“Pretending Green” or “Shit Greedy” Investors?

Storms, draught, fast meting glaciers, floods and forest fires that we have never seen before are now occurring in all 5 continents…

They are caused by fossil fuels used in coal fired power plants, for transport, and in heavily intensive energy guzzlers like steel and paper mills. They are all big polluters that emit greenhouse gases that are damaging our existence on this planet. 

Most of us know that in 10 years time things will be much worse than today if nothing changes because we continue to emit more every day…

Most of us know that the damage accumulates and things get worse, meaning that in 20 years time we may well see massive environmental destruction and huge numbers of deaths because nothing appears to slow down emissions today…

… and banks and others who finance these exhaust pipes are now claiming that they are turning “Green” and “Sustainable” – with ECG, Green Bonds, CSR, Global Reporting Initiative (GRI), the Principles for Responsible Investment (PRI), and the Sustainability Accounting Standards Board (SASB)… they are all there to fool you, so don’t be fooled… read on…

But does your correspondent know better than others? 

Well, let’s think about India, China, and America – they may say that they care about emissions, but they continue to build more and more of these bad investments that will end up emitting more shit into the atmosphere.

I remain totally unapologetic about the use of the word “shit” because that is exactly what it is – a defecation from us here on the ground to the clouds up above. Oil companies, coal miners, fossil fuel addicts, and energy companies live of this stuff to fill their own pockets and those of their financiers – thus shitty greedy is an appropriate description…

The main power of behind these big investments is money, and the people who control the flows of money are the financiers. If they decide that the investment is not too risky then they will finance it. 

Risks for them are either external or internal risks. The return on their investment can be threatened by internal or external risks. 

Internal risks, like poor planning or weak organisations, that cause higher costs or lower revenues can be limited by better management. They are not considered to be the biggest issue because they can always be addressed quickly. 

External events are not easily limited, but are assessed by financiers according to their  probability. Catastrophic weather, war, or meteorites are still regarded to be rather improbable because the last big wars took place 70 years ago, and flooding, storms, draught, and forest fires are still not too common or too extreme for financiers to be too concerned about. If you can get a fat return over the next  5 to 7 years then who cares about the rest of us getting fried?

Financiers are normally bankers and investment funds managers who make these decisions based on feasibility (risk probability) studies produced by or for those who want to implement these investments.

Power plants, steel mills, airline and vehicle factories, oil and gas wells, oil refineries, coal mines, paper and board mills, etc., all require huge sums of money every decade for new investments and maintenance. Their life cycles are long between ten and twenty years, but no project will be approved if the whole investment is not recovered well before then! 

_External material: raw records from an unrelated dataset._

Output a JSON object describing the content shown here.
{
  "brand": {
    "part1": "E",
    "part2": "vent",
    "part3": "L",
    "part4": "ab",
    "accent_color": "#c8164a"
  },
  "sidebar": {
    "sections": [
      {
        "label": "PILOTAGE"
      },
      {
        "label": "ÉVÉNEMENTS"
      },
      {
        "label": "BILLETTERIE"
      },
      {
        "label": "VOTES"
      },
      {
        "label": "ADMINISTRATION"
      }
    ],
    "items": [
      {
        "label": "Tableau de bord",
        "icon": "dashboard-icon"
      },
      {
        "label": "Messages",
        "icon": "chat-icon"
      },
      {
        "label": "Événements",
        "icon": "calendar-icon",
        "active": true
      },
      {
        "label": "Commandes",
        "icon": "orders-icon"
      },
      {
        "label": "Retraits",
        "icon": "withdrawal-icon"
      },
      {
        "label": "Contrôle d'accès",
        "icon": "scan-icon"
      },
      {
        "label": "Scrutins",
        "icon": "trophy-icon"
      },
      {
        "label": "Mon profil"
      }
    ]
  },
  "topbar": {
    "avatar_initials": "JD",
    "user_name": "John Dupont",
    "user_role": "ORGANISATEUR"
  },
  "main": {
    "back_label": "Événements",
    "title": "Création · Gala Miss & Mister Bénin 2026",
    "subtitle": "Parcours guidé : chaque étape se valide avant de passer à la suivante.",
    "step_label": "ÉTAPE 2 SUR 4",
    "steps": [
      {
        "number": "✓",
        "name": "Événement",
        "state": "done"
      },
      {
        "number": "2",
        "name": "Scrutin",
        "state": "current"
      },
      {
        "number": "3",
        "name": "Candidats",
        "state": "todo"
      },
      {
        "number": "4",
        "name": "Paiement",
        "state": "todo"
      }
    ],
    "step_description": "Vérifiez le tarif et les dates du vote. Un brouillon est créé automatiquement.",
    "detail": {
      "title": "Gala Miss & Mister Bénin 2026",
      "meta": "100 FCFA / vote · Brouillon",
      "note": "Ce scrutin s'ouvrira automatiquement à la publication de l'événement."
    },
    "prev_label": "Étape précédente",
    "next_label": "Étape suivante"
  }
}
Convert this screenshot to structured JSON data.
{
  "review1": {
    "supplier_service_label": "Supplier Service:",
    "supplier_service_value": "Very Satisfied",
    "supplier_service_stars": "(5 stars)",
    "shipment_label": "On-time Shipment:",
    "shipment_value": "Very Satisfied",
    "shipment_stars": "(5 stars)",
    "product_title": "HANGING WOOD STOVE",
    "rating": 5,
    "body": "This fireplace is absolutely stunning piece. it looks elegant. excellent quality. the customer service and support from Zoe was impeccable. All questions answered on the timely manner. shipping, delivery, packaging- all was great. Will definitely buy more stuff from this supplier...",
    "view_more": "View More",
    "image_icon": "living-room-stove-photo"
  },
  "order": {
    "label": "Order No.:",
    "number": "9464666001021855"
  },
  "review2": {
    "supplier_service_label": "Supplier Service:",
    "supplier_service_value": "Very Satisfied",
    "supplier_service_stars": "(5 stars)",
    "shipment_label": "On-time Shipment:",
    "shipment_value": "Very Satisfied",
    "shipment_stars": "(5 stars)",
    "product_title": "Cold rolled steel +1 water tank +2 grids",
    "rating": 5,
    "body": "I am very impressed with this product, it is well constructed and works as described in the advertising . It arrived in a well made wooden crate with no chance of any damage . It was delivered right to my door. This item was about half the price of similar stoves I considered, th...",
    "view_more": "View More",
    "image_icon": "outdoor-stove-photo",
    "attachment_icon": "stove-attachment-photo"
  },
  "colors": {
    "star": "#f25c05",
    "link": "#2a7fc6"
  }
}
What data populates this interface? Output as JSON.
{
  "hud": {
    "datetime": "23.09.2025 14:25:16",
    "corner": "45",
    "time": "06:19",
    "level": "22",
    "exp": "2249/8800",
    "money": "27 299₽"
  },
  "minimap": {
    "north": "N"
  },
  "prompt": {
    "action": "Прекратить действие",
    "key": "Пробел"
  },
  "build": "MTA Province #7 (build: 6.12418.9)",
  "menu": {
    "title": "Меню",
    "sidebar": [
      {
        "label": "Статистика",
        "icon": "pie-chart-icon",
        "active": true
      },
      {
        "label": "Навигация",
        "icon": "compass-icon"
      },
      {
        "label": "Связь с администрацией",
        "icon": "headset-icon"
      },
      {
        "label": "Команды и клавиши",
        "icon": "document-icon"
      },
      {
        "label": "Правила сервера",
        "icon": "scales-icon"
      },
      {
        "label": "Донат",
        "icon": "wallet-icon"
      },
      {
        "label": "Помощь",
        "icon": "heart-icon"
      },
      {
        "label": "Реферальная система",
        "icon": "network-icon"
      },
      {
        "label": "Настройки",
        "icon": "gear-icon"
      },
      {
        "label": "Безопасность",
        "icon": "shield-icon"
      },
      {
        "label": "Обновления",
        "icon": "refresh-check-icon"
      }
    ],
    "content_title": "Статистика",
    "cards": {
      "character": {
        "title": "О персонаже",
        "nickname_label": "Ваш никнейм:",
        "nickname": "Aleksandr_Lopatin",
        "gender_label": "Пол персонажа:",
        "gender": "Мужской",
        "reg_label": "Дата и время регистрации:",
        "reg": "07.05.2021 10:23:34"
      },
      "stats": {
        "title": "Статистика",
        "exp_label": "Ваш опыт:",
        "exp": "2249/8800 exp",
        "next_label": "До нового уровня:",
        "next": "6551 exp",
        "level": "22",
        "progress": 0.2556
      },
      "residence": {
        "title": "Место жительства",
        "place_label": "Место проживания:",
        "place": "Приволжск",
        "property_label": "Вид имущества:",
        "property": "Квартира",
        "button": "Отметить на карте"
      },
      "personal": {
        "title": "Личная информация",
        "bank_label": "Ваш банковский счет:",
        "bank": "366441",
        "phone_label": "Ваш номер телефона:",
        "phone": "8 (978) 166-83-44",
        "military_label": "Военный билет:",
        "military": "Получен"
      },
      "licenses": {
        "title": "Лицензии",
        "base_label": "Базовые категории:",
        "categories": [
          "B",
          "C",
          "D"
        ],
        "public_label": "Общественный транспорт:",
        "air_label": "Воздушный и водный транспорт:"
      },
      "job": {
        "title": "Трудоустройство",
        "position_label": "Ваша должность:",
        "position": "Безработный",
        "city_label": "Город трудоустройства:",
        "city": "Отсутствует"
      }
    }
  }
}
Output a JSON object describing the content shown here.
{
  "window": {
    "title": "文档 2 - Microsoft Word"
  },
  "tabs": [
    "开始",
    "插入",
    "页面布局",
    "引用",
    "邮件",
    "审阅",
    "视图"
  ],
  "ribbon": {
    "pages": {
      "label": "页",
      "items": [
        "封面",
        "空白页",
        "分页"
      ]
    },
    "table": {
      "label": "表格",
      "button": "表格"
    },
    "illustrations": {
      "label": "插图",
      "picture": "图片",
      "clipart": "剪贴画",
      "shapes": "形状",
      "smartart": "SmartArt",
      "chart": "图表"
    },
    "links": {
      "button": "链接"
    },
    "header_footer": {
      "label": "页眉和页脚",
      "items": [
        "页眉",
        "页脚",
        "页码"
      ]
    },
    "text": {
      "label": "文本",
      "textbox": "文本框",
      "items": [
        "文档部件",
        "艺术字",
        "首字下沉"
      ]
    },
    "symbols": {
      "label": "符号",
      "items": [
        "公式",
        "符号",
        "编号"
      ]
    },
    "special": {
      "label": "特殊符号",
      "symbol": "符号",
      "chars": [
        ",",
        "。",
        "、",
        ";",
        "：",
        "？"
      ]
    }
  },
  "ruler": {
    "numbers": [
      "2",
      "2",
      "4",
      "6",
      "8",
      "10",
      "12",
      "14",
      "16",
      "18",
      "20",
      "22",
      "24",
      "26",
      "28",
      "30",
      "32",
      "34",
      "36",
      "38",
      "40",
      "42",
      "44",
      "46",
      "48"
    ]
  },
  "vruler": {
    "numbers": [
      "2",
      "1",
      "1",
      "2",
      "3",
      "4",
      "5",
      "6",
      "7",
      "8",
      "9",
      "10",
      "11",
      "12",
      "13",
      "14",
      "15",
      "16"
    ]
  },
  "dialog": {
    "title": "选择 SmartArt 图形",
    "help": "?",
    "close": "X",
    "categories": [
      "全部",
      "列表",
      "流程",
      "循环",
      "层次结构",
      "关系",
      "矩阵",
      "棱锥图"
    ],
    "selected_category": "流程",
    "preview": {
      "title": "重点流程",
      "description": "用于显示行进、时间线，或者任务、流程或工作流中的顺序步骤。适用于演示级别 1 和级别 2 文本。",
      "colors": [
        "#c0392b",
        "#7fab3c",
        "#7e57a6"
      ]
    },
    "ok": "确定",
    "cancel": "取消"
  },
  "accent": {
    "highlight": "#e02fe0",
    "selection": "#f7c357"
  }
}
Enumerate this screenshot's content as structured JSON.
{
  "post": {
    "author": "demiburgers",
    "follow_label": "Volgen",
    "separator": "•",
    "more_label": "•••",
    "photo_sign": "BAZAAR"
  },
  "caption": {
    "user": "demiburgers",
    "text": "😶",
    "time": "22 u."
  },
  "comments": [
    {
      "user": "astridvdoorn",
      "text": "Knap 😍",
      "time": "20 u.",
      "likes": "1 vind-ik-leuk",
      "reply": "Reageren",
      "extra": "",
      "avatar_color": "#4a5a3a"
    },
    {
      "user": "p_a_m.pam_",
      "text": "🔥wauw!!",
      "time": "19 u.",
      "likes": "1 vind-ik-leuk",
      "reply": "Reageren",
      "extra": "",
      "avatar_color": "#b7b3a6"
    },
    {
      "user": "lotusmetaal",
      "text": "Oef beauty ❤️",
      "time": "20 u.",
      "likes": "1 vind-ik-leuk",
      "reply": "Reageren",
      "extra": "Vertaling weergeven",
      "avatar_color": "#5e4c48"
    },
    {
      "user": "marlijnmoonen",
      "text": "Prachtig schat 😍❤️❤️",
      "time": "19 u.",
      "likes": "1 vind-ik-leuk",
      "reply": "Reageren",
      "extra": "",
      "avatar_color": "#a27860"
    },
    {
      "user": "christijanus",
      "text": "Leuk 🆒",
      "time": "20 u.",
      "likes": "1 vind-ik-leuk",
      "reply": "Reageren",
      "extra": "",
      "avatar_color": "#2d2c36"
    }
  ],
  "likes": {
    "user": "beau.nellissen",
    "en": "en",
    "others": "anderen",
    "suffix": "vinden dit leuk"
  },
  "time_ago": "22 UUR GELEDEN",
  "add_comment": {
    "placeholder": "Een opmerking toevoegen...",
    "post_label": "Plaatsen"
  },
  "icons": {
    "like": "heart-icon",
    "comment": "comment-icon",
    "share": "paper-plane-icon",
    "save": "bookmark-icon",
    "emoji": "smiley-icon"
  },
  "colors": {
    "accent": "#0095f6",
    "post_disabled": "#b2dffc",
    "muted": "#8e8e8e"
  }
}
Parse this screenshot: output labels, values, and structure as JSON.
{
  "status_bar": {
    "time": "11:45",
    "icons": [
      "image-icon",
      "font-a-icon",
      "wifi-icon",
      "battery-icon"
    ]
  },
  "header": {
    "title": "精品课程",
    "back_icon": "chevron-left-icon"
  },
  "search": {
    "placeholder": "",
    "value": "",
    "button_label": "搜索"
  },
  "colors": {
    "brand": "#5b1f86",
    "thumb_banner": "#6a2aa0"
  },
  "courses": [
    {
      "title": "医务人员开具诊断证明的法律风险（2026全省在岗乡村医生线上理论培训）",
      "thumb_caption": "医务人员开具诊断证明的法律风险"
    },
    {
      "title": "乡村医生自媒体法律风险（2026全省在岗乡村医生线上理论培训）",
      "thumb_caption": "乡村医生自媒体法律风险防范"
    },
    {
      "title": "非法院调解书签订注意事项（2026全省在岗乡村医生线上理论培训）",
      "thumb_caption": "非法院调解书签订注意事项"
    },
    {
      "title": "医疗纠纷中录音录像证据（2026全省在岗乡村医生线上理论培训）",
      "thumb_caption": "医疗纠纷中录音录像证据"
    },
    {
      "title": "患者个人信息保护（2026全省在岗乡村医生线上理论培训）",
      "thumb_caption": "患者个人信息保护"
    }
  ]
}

So we are still seeing plenty of new investments that will be increasing the accumulations of harmful greenhouse gases building well beyond the time that the whole investment is recovered plus substantial profits. 

OPEC, Russia, the USA and many more are pumping out fossil fuels and selling them to those who invest in keeping the economy rolling. They do that because there are no limits yet, except for some squeaks from Greta, and a few others, but the financiers and their customers just don’t want to listen, because shit greedy has the upper hand and the biggest lobby.